Tips for Leading Successful Games
  • Set ground rules. Share any rules or guidelines about the icebreaker before you start: how much time will you spend on the activity, and how much time will each girl have to speak? You can set boundaries by time (“Everyone will have one minute to answer.”) or length (“Everyone should answer in three sentences or less.”)  Remind the girls to give everyone a chance to participate by not interrupting one another and muting their microphones when they’re not speaking.

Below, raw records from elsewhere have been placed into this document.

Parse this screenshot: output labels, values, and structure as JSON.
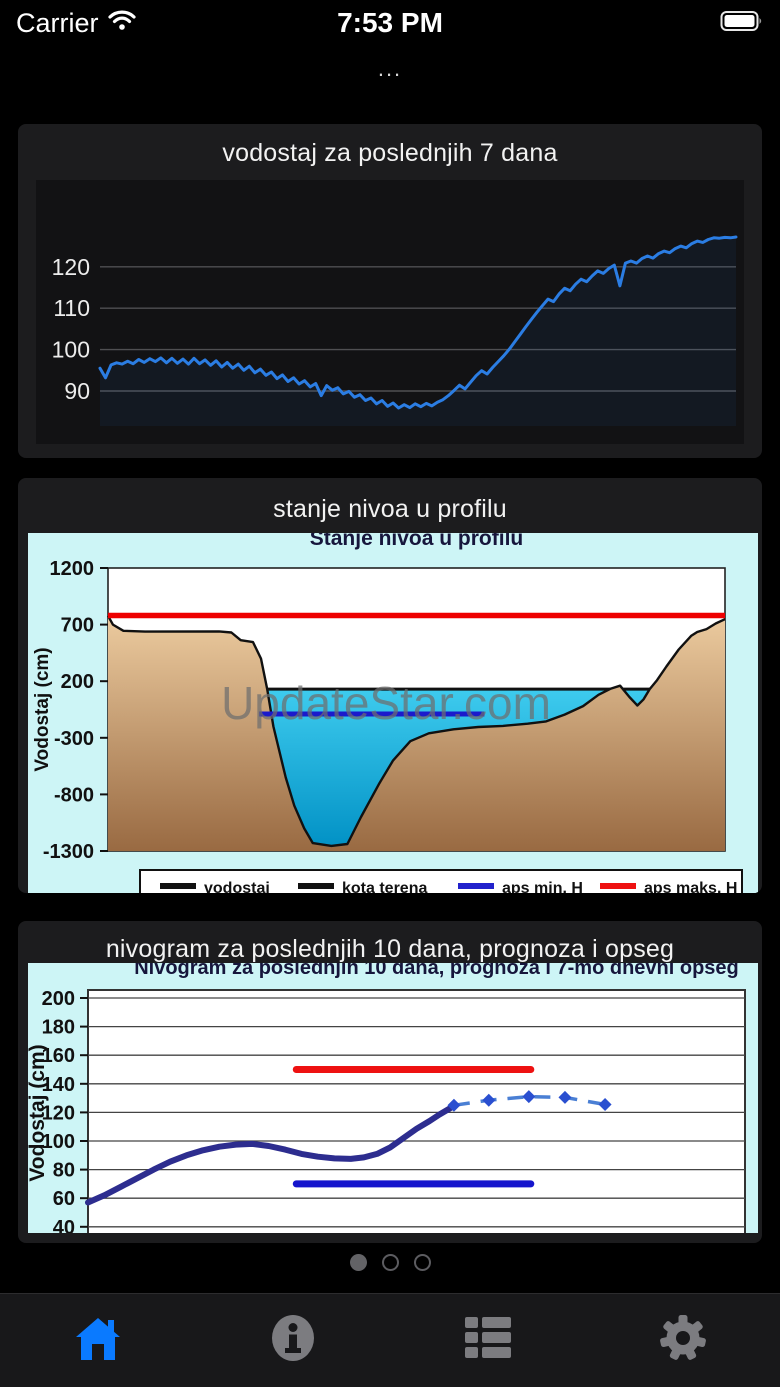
{
  "status_bar": {
    "carrier": "Carrier",
    "time": "7:53 PM",
    "battery_level": 0.92
  },
  "nav": {
    "title": "..."
  },
  "cards": [
    {
      "title": "vodostaj za poslednjih 7 dana"
    },
    {
      "title": "stanje nivoa u profilu"
    },
    {
      "title": "nivogram za poslednjih 10 dana, prognoza i opseg"
    }
  ],
  "pager": {
    "dots": 3,
    "active_index": 0
  },
  "tab_bar": {
    "items": [
      {
        "name": "home",
        "active": true
      },
      {
        "name": "info",
        "active": false
      },
      {
        "name": "stations",
        "active": false
      },
      {
        "name": "settings",
        "active": false
      }
    ],
    "active_color": "#0a7aff",
    "inactive_color": "#7c7c80"
  },
  "chart_data": [
    {
      "type": "line",
      "title": "vodostaj za poslednjih 7 dana",
      "ylabel": "",
      "yticks": [
        90,
        100,
        110,
        120
      ],
      "ylim": [
        84,
        130
      ],
      "grid": true,
      "line_color": "#2b7de3",
      "fill_color": "rgba(43,125,227,0.07)",
      "values": [
        95.5,
        93.2,
        96.3,
        96.8,
        96.5,
        97.2,
        96.6,
        97.6,
        96.9,
        97.8,
        97.1,
        98.0,
        96.8,
        97.9,
        96.7,
        97.7,
        96.5,
        97.9,
        96.6,
        97.5,
        96.2,
        97.3,
        95.8,
        96.9,
        95.5,
        96.5,
        95.0,
        96.0,
        94.4,
        95.3,
        93.8,
        94.6,
        93.0,
        93.9,
        92.3,
        93.2,
        91.7,
        92.5,
        91.0,
        91.8,
        88.9,
        91.3,
        90.2,
        90.8,
        89.3,
        89.9,
        88.5,
        89.1,
        87.7,
        88.3,
        86.9,
        87.7,
        86.3,
        87.1,
        85.9,
        86.7,
        86.0,
        86.9,
        86.2,
        87.0,
        86.4,
        87.3,
        87.9,
        88.9,
        90.1,
        91.4,
        90.5,
        92.1,
        93.7,
        94.9,
        94.1,
        95.7,
        97.1,
        98.5,
        100.1,
        101.9,
        103.7,
        105.5,
        107.3,
        109.0,
        110.6,
        112.2,
        111.6,
        113.4,
        114.8,
        114.2,
        115.8,
        117.0,
        116.4,
        117.8,
        119.0,
        118.4,
        119.6,
        120.4,
        115.4,
        120.9,
        121.4,
        120.9,
        122.0,
        122.6,
        122.1,
        123.2,
        123.8,
        123.4,
        124.4,
        125.0,
        124.6,
        125.6,
        126.2,
        125.9,
        126.6,
        127.0,
        126.9,
        127.1,
        127.0,
        127.2
      ]
    },
    {
      "type": "profile",
      "title": "Stanje nivoa u profilu",
      "ylabel": "Vodostaj (cm)",
      "yticks": [
        1200,
        700,
        200,
        -300,
        -800,
        -1300
      ],
      "ylim": [
        -1300,
        1200
      ],
      "watermark": "UpdateStar.com",
      "terrain_color_top": "#eccb9f",
      "terrain_color_bottom": "#996a42",
      "water_color_top": "#3ecbee",
      "water_color_bottom": "#0090c4",
      "terrain": [
        [
          0,
          778
        ],
        [
          0.008,
          700
        ],
        [
          0.025,
          645
        ],
        [
          0.06,
          638
        ],
        [
          0.18,
          640
        ],
        [
          0.2,
          630
        ],
        [
          0.215,
          562
        ],
        [
          0.235,
          545
        ],
        [
          0.248,
          400
        ],
        [
          0.258,
          130
        ],
        [
          0.268,
          -200
        ],
        [
          0.288,
          -650
        ],
        [
          0.302,
          -900
        ],
        [
          0.318,
          -1100
        ],
        [
          0.332,
          -1230
        ],
        [
          0.362,
          -1255
        ],
        [
          0.388,
          -1238
        ],
        [
          0.41,
          -1000
        ],
        [
          0.44,
          -700
        ],
        [
          0.462,
          -500
        ],
        [
          0.49,
          -330
        ],
        [
          0.52,
          -260
        ],
        [
          0.56,
          -225
        ],
        [
          0.6,
          -205
        ],
        [
          0.64,
          -195
        ],
        [
          0.68,
          -175
        ],
        [
          0.71,
          -155
        ],
        [
          0.74,
          -95
        ],
        [
          0.77,
          -20
        ],
        [
          0.795,
          80
        ],
        [
          0.815,
          135
        ],
        [
          0.83,
          160
        ],
        [
          0.845,
          60
        ],
        [
          0.858,
          -15
        ],
        [
          0.868,
          40
        ],
        [
          0.878,
          130
        ],
        [
          0.89,
          210
        ],
        [
          0.905,
          330
        ],
        [
          0.925,
          480
        ],
        [
          0.945,
          600
        ],
        [
          0.955,
          635
        ],
        [
          0.97,
          660
        ],
        [
          0.985,
          710
        ],
        [
          1,
          748
        ]
      ],
      "water_level": 130,
      "water_span": [
        0.245,
        0.89
      ],
      "lines": [
        {
          "name": "aps maks. H",
          "value": 780,
          "span": [
            0,
            1
          ],
          "color": "#ee0000",
          "width": 5.5
        },
        {
          "name": "aps min. H",
          "value": -90,
          "span": [
            0.245,
            0.61
          ],
          "color": "#1a1acc",
          "width": 5
        }
      ],
      "legend": [
        {
          "label": "vodostaj",
          "color": "#111111"
        },
        {
          "label": "kota terena",
          "color": "#111111"
        },
        {
          "label": "aps min. H",
          "color": "#2222cc"
        },
        {
          "label": "aps maks. H",
          "color": "#ee1111"
        }
      ]
    },
    {
      "type": "nivogram",
      "title": "Nivogram za poslednjih 10 dana, prognoza i 7-mo dnevni opseg",
      "ylabel": "Vodostaj (cm)",
      "yticks": [
        40,
        60,
        80,
        100,
        120,
        140,
        160,
        180,
        200
      ],
      "ylim": [
        36,
        205
      ],
      "grid": true,
      "series_color": "#2d2d8f",
      "series": [
        [
          0,
          57
        ],
        [
          0.025,
          62
        ],
        [
          0.05,
          68
        ],
        [
          0.075,
          74
        ],
        [
          0.1,
          80
        ],
        [
          0.125,
          85.5
        ],
        [
          0.15,
          90
        ],
        [
          0.175,
          93.5
        ],
        [
          0.2,
          96
        ],
        [
          0.225,
          97.5
        ],
        [
          0.25,
          98
        ],
        [
          0.275,
          96.5
        ],
        [
          0.3,
          94
        ],
        [
          0.325,
          91
        ],
        [
          0.35,
          89
        ],
        [
          0.375,
          87.8
        ],
        [
          0.4,
          87.5
        ],
        [
          0.42,
          88.5
        ],
        [
          0.44,
          91
        ],
        [
          0.46,
          95.5
        ],
        [
          0.48,
          102
        ],
        [
          0.5,
          108.5
        ],
        [
          0.52,
          114
        ],
        [
          0.535,
          118.5
        ],
        [
          0.548,
          122
        ],
        [
          0.557,
          124.5
        ]
      ],
      "forecast_color": "#4a7fd4",
      "forecast": [
        [
          0.557,
          125
        ],
        [
          0.61,
          128.5
        ],
        [
          0.671,
          131
        ],
        [
          0.726,
          130.5
        ],
        [
          0.787,
          125.5
        ]
      ],
      "lines": [
        {
          "name": "upper-range",
          "value": 150,
          "span": [
            0.317,
            0.674
          ],
          "color": "#ee1111",
          "width": 7
        },
        {
          "name": "lower-range",
          "value": 70,
          "span": [
            0.317,
            0.674
          ],
          "color": "#1515cc",
          "width": 7
        }
      ]
    }
  ]
}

  • Encourage girls by name (often). During an in-person meeting, you can make eye contact with each girl to make sure that she’s engaged. In a virtual setting, call out each girl by name to encourage participation and show appreciation for her unique contributions.
  • Don’t make games mandatory. Remember, not every girl will want to speak or answer every question. Encourage them to participate, but don’t force them to if they aren’t comfortable. 

  • Don’t interrupt. Aside from the time limits they agreed to, let the girls speak and give them space to fully participate in the activity. Remember, they are not just expressing themselves to their Girl Scout sisters; they’re also building their comfort with virtual meeting tools, and they need the space to do that.

  • Be comfortable with silence. It’s natural to want to fill any quiet moments during an activity but remember that the girls may need time to think about the question, and will speak up when they are ready. Filling the silence for them may discourage them from jumping in when they are ready to share. 

  • Keep parents or caregivers in the loop. If you’re using an activity that involves the girls showing items in their home, let families know in advance so they can plan accordingly—they’ll appreciate it! 

  • Consider uniquely virtual games. Showing off a favorite routine or a favorite room in their home is something you couldn’t do with your girls during an in-person meeting. Embrace it! Take this time to explore new ways of getting to know your girls that wouldn’t be open to you during a regular meeting. 

  • Keep an eye on their involvement. Some girls will jump right into virtual meetings- but some may not. Watch closely for signs that girls are losing interest or having trouble participating and try to gently pull them into the fold. If the issue continues, ask their parent or caregiver about ways to better engage them during meetings, and possibly address other challenges the girls may be facing outside of Girl Scouts.